Maher’s semi-serious theory was that Santos, when he stood for Congress, had taken advantage of America’s silo politics.
To Republican voters he had turned his Trumpian, anti-abortion, small-tax, “I’m a winner” persona, and to Democrats his gay, Holocaust-surviving, “Jewish” victim one.
Since neither side looks at each other’s media, neither side noticed the discrepancy until it was too late.
But the more I’ve watched Santos, the more I’ve seen something else. Despite what Maher says, given how easily Santos’s deceptions could have been discovered before the election it’s hard to see them as purely directed at fooling people into electing him.
In other words it doesn’t satisfy me to analyse Santos as merely a conman trying to gain advantage from lying (though his past financial schemes may well indicate that as part of his motivation).
Rather, I think I see an almost perfect self-inventor – an entirely plastic person. When you listen to him talk (as he does) about how people can be anything they want in America, you realise he applies this retrospectively. In Santos’s America, you can also have been anything you want.
So he has made himself up – and I’m not referring to his past as a drag queen in Brazil. His is a heroic extension of what so many people do on dating apps to make themselves seem attractive enough to get that first agreement to meet. Except the person George Santos is dating is himself. He is the harbinger of a post-identity politics – you can call it self-identity politics.

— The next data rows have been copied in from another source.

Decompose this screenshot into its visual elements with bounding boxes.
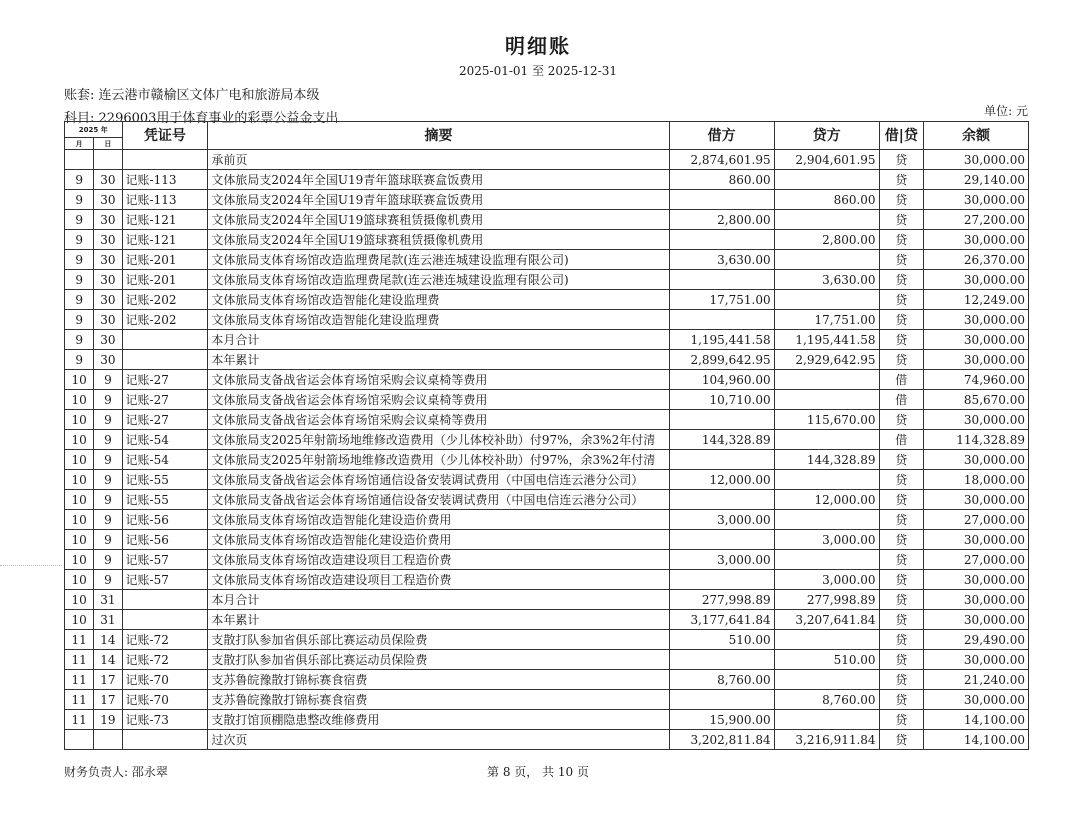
period-range: 2025-01-01 至 2025-12-31 bbox=[458, 64, 617, 78]
year-header: 2025 年 bbox=[65, 122, 123, 138]
cell-day: 9 bbox=[94, 390, 122, 410]
subject-value: 2296003用于体育事业的彩票公益金支出 bbox=[98, 111, 339, 126]
cell-direction: 贷 bbox=[879, 270, 923, 290]
cell-credit: 2,800.00 bbox=[774, 230, 879, 250]
cell-day: 9 bbox=[94, 550, 122, 570]
cell-direction: 贷 bbox=[879, 650, 923, 670]
cell-debit: 144,328.89 bbox=[669, 430, 774, 450]
table-row bbox=[65, 190, 1029, 210]
cell-direction: 贷 bbox=[879, 230, 923, 250]
cell-balance: 30,000.00 bbox=[923, 570, 1028, 590]
cell-day: 30 bbox=[94, 250, 122, 270]
balance-header: 余额 bbox=[923, 122, 1028, 150]
cell-credit bbox=[774, 290, 879, 310]
cell-debit bbox=[669, 490, 774, 510]
cell-debit bbox=[669, 450, 774, 470]
cell-month: 10 bbox=[65, 370, 94, 390]
cell-summary: 文体旅局支体育场馆改造监理费尾款(连云港连城建设监理有限公司) bbox=[208, 270, 669, 290]
cell-credit bbox=[774, 710, 879, 730]
cell-day: 17 bbox=[94, 670, 122, 690]
cell-day: 9 bbox=[94, 450, 122, 470]
cell-credit bbox=[774, 510, 879, 530]
cell-direction: 贷 bbox=[879, 170, 923, 190]
cell-month: 9 bbox=[65, 210, 94, 230]
cell-credit: 1,195,441.58 bbox=[774, 330, 879, 350]
cell-direction: 贷 bbox=[879, 250, 923, 270]
cell-balance: 114,328.89 bbox=[923, 430, 1028, 450]
cell-balance: 85,670.00 bbox=[923, 390, 1028, 410]
cell-debit: 15,900.00 bbox=[669, 710, 774, 730]
cell-balance: 21,240.00 bbox=[923, 670, 1028, 690]
cell-voucher: 记账-113 bbox=[122, 170, 208, 190]
table-row bbox=[65, 670, 1029, 690]
table-row bbox=[65, 270, 1029, 290]
cell-balance: 30,000.00 bbox=[923, 270, 1028, 290]
cell-debit: 104,960.00 bbox=[669, 370, 774, 390]
cell-day: 19 bbox=[94, 710, 122, 730]
cell-voucher: 记账-72 bbox=[122, 630, 208, 650]
cell-direction: 贷 bbox=[879, 310, 923, 330]
cell-voucher: 记账-202 bbox=[122, 310, 208, 330]
cell-month: 9 bbox=[65, 270, 94, 290]
cell-direction: 贷 bbox=[879, 470, 923, 490]
cell-credit: 8,760.00 bbox=[774, 690, 879, 710]
cell-month: 11 bbox=[65, 670, 94, 690]
cell-day bbox=[94, 150, 122, 170]
cell-credit bbox=[774, 470, 879, 490]
cell-voucher: 记账-56 bbox=[122, 530, 208, 550]
cell-credit bbox=[774, 630, 879, 650]
cell-balance: 18,000.00 bbox=[923, 470, 1028, 490]
table-row bbox=[65, 290, 1029, 310]
table-row bbox=[65, 230, 1029, 250]
cell-credit: 144,328.89 bbox=[774, 450, 879, 470]
cell-month: 10 bbox=[65, 450, 94, 470]
cell-voucher: 记账-57 bbox=[122, 550, 208, 570]
cell-summary: 文体旅局支备战省运会体育场馆通信设备安装调试费用（中国电信连云港分公司） bbox=[208, 490, 669, 510]
cell-credit bbox=[774, 670, 879, 690]
cell-credit bbox=[774, 430, 879, 450]
cell-balance: 30,000.00 bbox=[923, 690, 1028, 710]
cell-credit: 115,670.00 bbox=[774, 410, 879, 430]
cell-debit bbox=[669, 570, 774, 590]
subject-label: 科目: bbox=[64, 111, 95, 126]
cell-summary: 文体旅局支备战省运会体育场馆采购会议桌椅等费用 bbox=[208, 410, 669, 430]
page-title: 明细账 bbox=[505, 34, 571, 58]
cell-direction: 贷 bbox=[879, 590, 923, 610]
cell-debit: 1,195,441.58 bbox=[669, 330, 774, 350]
cell-credit: 12,000.00 bbox=[774, 490, 879, 510]
cell-direction: 借 bbox=[879, 370, 923, 390]
cell-debit bbox=[669, 270, 774, 290]
table-row bbox=[65, 650, 1029, 670]
cell-summary: 文体旅局支体育场馆改造智能化建设造价费用 bbox=[208, 530, 669, 550]
cell-summary: 文体旅局支2024年全国U19青年篮球联赛盒饭费用 bbox=[208, 190, 669, 210]
cell-month: 9 bbox=[65, 170, 94, 190]
cell-direction: 贷 bbox=[879, 190, 923, 210]
cell-credit: 510.00 bbox=[774, 650, 879, 670]
cell-direction: 贷 bbox=[879, 210, 923, 230]
cell-debit bbox=[669, 650, 774, 670]
cell-summary: 文体旅局支体育场馆改造智能化建设监理费 bbox=[208, 290, 669, 310]
cell-voucher: 记账-56 bbox=[122, 510, 208, 530]
cell-balance: 30,000.00 bbox=[923, 650, 1028, 670]
cell-direction: 贷 bbox=[879, 570, 923, 590]
cell-balance: 30,000.00 bbox=[923, 230, 1028, 250]
cell-voucher: 记账-201 bbox=[122, 250, 208, 270]
cell-month: 9 bbox=[65, 230, 94, 250]
cell-summary: 文体旅局支体育场馆改造建设项目工程造价费 bbox=[208, 550, 669, 570]
cell-day: 17 bbox=[94, 690, 122, 710]
cell-direction: 贷 bbox=[879, 510, 923, 530]
cell-direction: 贷 bbox=[879, 350, 923, 370]
table-row bbox=[65, 490, 1029, 510]
cell-voucher: 记账-201 bbox=[122, 270, 208, 290]
cell-direction: 贷 bbox=[879, 290, 923, 310]
cell-direction: 贷 bbox=[879, 530, 923, 550]
cell-balance: 30,000.00 bbox=[923, 450, 1028, 470]
cell-balance: 26,370.00 bbox=[923, 250, 1028, 270]
cell-day: 9 bbox=[94, 510, 122, 530]
cell-month: 11 bbox=[65, 710, 94, 730]
cell-month: 10 bbox=[65, 430, 94, 450]
cell-summary: 文体旅局支体育场馆改造智能化建设监理费 bbox=[208, 310, 669, 330]
table-row bbox=[65, 170, 1029, 190]
cell-summary: 支散打队参加省俱乐部比赛运动员保险费 bbox=[208, 650, 669, 670]
cell-debit bbox=[669, 230, 774, 250]
account-label: 账套: bbox=[64, 88, 95, 103]
cell-voucher: 记账-54 bbox=[122, 450, 208, 470]
credit-header: 贷方 bbox=[774, 122, 879, 150]
ledger-table bbox=[64, 121, 1029, 750]
cell-summary: 文体旅局支2025年射箭场地维修改造费用（少儿体校补助）付97%，余3%2年付清 bbox=[208, 430, 669, 450]
cell-debit: 3,202,811.84 bbox=[669, 730, 774, 750]
cell-summary: 文体旅局支体育场馆改造建设项目工程造价费 bbox=[208, 570, 669, 590]
cell-credit: 3,630.00 bbox=[774, 270, 879, 290]
cell-voucher: 记账-27 bbox=[122, 370, 208, 390]
cell-summary: 承前页 bbox=[208, 150, 669, 170]
cell-debit bbox=[669, 690, 774, 710]
manager-name: 邵永翠 bbox=[131, 765, 168, 779]
cell-balance: 30,000.00 bbox=[923, 330, 1028, 350]
cell-balance: 30,000.00 bbox=[923, 490, 1028, 510]
cell-balance: 30,000.00 bbox=[923, 530, 1028, 550]
cell-summary: 支散打队参加省俱乐部比赛运动员保险费 bbox=[208, 630, 669, 650]
table-row bbox=[65, 550, 1029, 570]
cell-day: 31 bbox=[94, 590, 122, 610]
cell-day: 14 bbox=[94, 630, 122, 650]
table-row bbox=[65, 690, 1029, 710]
cell-balance: 30,000.00 bbox=[923, 350, 1028, 370]
cell-balance: 30,000.00 bbox=[923, 610, 1028, 630]
cell-debit bbox=[669, 310, 774, 330]
table-row bbox=[65, 570, 1029, 590]
cell-balance: 14,100.00 bbox=[923, 710, 1028, 730]
cell-debit: 8,760.00 bbox=[669, 670, 774, 690]
cell-month: 9 bbox=[65, 330, 94, 350]
cell-day: 9 bbox=[94, 570, 122, 590]
cell-month: 11 bbox=[65, 650, 94, 670]
cell-month bbox=[65, 730, 94, 750]
cell-month: 10 bbox=[65, 410, 94, 430]
cell-debit bbox=[669, 410, 774, 430]
cell-voucher: 记账-70 bbox=[122, 690, 208, 710]
cell-debit bbox=[669, 190, 774, 210]
cell-day: 9 bbox=[94, 430, 122, 450]
cell-month: 10 bbox=[65, 570, 94, 590]
cell-direction: 借 bbox=[879, 390, 923, 410]
cell-voucher bbox=[122, 150, 208, 170]
cell-day: 14 bbox=[94, 650, 122, 670]
table-row bbox=[65, 330, 1029, 350]
cell-summary: 文体旅局支体育场馆改造监理费尾款(连云港连城建设监理有限公司) bbox=[208, 250, 669, 270]
cell-debit: 277,998.89 bbox=[669, 590, 774, 610]
voucher-header: 凭证号 bbox=[122, 122, 208, 150]
cell-debit: 2,899,642.95 bbox=[669, 350, 774, 370]
table-row bbox=[65, 310, 1029, 330]
cell-balance: 27,200.00 bbox=[923, 210, 1028, 230]
cell-summary: 文体旅局支备战省运会体育场馆采购会议桌椅等费用 bbox=[208, 370, 669, 390]
cell-balance: 30,000.00 bbox=[923, 410, 1028, 430]
table-row bbox=[65, 350, 1029, 370]
table-row bbox=[65, 610, 1029, 630]
cell-credit bbox=[774, 250, 879, 270]
cell-debit bbox=[669, 530, 774, 550]
cell-debit: 3,630.00 bbox=[669, 250, 774, 270]
scan-artifact bbox=[0, 565, 62, 566]
cell-voucher bbox=[122, 590, 208, 610]
cell-day: 9 bbox=[94, 410, 122, 430]
cell-direction: 贷 bbox=[879, 450, 923, 470]
cell-month: 10 bbox=[65, 610, 94, 630]
account-value: 连云港市赣榆区文体广电和旅游局本级 bbox=[98, 88, 320, 103]
cell-voucher bbox=[122, 610, 208, 630]
cell-voucher: 记账-121 bbox=[122, 230, 208, 250]
cell-month: 11 bbox=[65, 630, 94, 650]
table-row bbox=[65, 430, 1029, 450]
cell-direction: 贷 bbox=[879, 490, 923, 510]
cell-summary: 文体旅局支体育场馆改造智能化建设造价费用 bbox=[208, 510, 669, 530]
cell-credit bbox=[774, 550, 879, 570]
cell-balance: 30,000.00 bbox=[923, 310, 1028, 330]
cell-month: 10 bbox=[65, 470, 94, 490]
cell-voucher bbox=[122, 730, 208, 750]
cell-day: 30 bbox=[94, 310, 122, 330]
cell-day: 30 bbox=[94, 170, 122, 190]
cell-direction: 贷 bbox=[879, 610, 923, 630]
cell-summary: 本月合计 bbox=[208, 330, 669, 350]
cell-day: 9 bbox=[94, 530, 122, 550]
table-row bbox=[65, 410, 1029, 430]
cell-month: 9 bbox=[65, 250, 94, 270]
cell-credit: 860.00 bbox=[774, 190, 879, 210]
cell-credit: 2,904,601.95 bbox=[774, 150, 879, 170]
cell-credit: 3,216,911.84 bbox=[774, 730, 879, 750]
cell-month bbox=[65, 150, 94, 170]
table-row bbox=[65, 150, 1029, 170]
cell-day: 30 bbox=[94, 350, 122, 370]
cell-balance: 14,100.00 bbox=[923, 730, 1028, 750]
table-row bbox=[65, 590, 1029, 610]
cell-direction: 贷 bbox=[879, 410, 923, 430]
cell-month: 9 bbox=[65, 350, 94, 370]
cell-balance: 30,000.00 bbox=[923, 190, 1028, 210]
cell-balance: 29,490.00 bbox=[923, 630, 1028, 650]
cell-day: 31 bbox=[94, 610, 122, 630]
cell-credit bbox=[774, 370, 879, 390]
cell-month: 10 bbox=[65, 490, 94, 510]
cell-debit: 12,000.00 bbox=[669, 470, 774, 490]
cell-direction: 贷 bbox=[879, 550, 923, 570]
table-row bbox=[65, 390, 1029, 410]
cell-voucher: 记账-202 bbox=[122, 290, 208, 310]
cell-debit: 10,710.00 bbox=[669, 390, 774, 410]
cell-day: 9 bbox=[94, 490, 122, 510]
cell-debit: 3,000.00 bbox=[669, 510, 774, 530]
cell-voucher: 记账-54 bbox=[122, 430, 208, 450]
cell-credit: 277,998.89 bbox=[774, 590, 879, 610]
cell-direction: 贷 bbox=[879, 670, 923, 690]
cell-day: 9 bbox=[94, 370, 122, 390]
cell-direction: 贷 bbox=[879, 330, 923, 350]
debit-header: 借方 bbox=[669, 122, 774, 150]
cell-credit bbox=[774, 170, 879, 190]
manager-label: 财务负责人: bbox=[64, 765, 129, 779]
account-line bbox=[64, 84, 320, 103]
cell-month: 10 bbox=[65, 590, 94, 610]
table-row bbox=[65, 730, 1029, 750]
cell-balance: 29,140.00 bbox=[923, 170, 1028, 190]
cell-month: 11 bbox=[65, 690, 94, 710]
month-header: 月 bbox=[65, 138, 94, 150]
cell-balance: 12,249.00 bbox=[923, 290, 1028, 310]
cell-voucher: 记账-55 bbox=[122, 470, 208, 490]
cell-day bbox=[94, 730, 122, 750]
table-row bbox=[65, 250, 1029, 270]
cell-voucher: 记账-113 bbox=[122, 190, 208, 210]
cell-summary: 文体旅局支2024年全国U19篮球赛租赁摄像机费用 bbox=[208, 210, 669, 230]
cell-voucher: 记账-27 bbox=[122, 410, 208, 430]
cell-summary: 支散打馆顶棚隐患整改维修费用 bbox=[208, 710, 669, 730]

Most of us have some experience of this or know people who have. Let me give an example culled from Salon, a popular, liberal online magazine in the US. They have a special section where experts and teachers give advice to parents who write in with their problems. So Ms X, a concerned mother, tells how her 15-year-old daughter “who is gender fluid” has decided to change her name to something “less feminine” and gets angry when Mom uses her “dead name”. Ms X adds that (pronoun alert) “every one of their friends has decided to change their names also”.
The advice comes back: “For your child, the new name is a declaration of selfhood … It has nothing to do with you. And it is neither here nor there that ‘all’ your child’s friends are also choosing new names.”
Salon, meet George Santos. He is your guy. He declares his selfhood all over the place. The Santos with Jewish grandparents? That is his true self. Get over it. It’s not about you.
For the identitarian left this is awkward. When it comes to race and “intersectionality” there is an assumption of inherent and ineluctable characteristics. And this essentialism goes right down to charging the borrowing of recipes from other ethnicities with the crime of “cultural appropriation”.
However, when it comes to sex and gender, you can be whatever you want at the moment you want to be it.
The traditionalist right also has a problem. Brought up in the belief that (as we sang at my primary school in the mid 1960s) “the rich man in his castle, the poor man at his gate, God made them, high or lowly, and ordered their estate”, it then renounces God’s arrangements by demanding that gays not thrust their sexuality down people’s throats, that women recognise their lack of aptitude for sciences, and that black people – naturally better dancers – stop going on about race.
And as both sides flounder in their contradictions, through the middle comes the protean George Santos, fresh from inventing atomic fusion and ready to take on the world.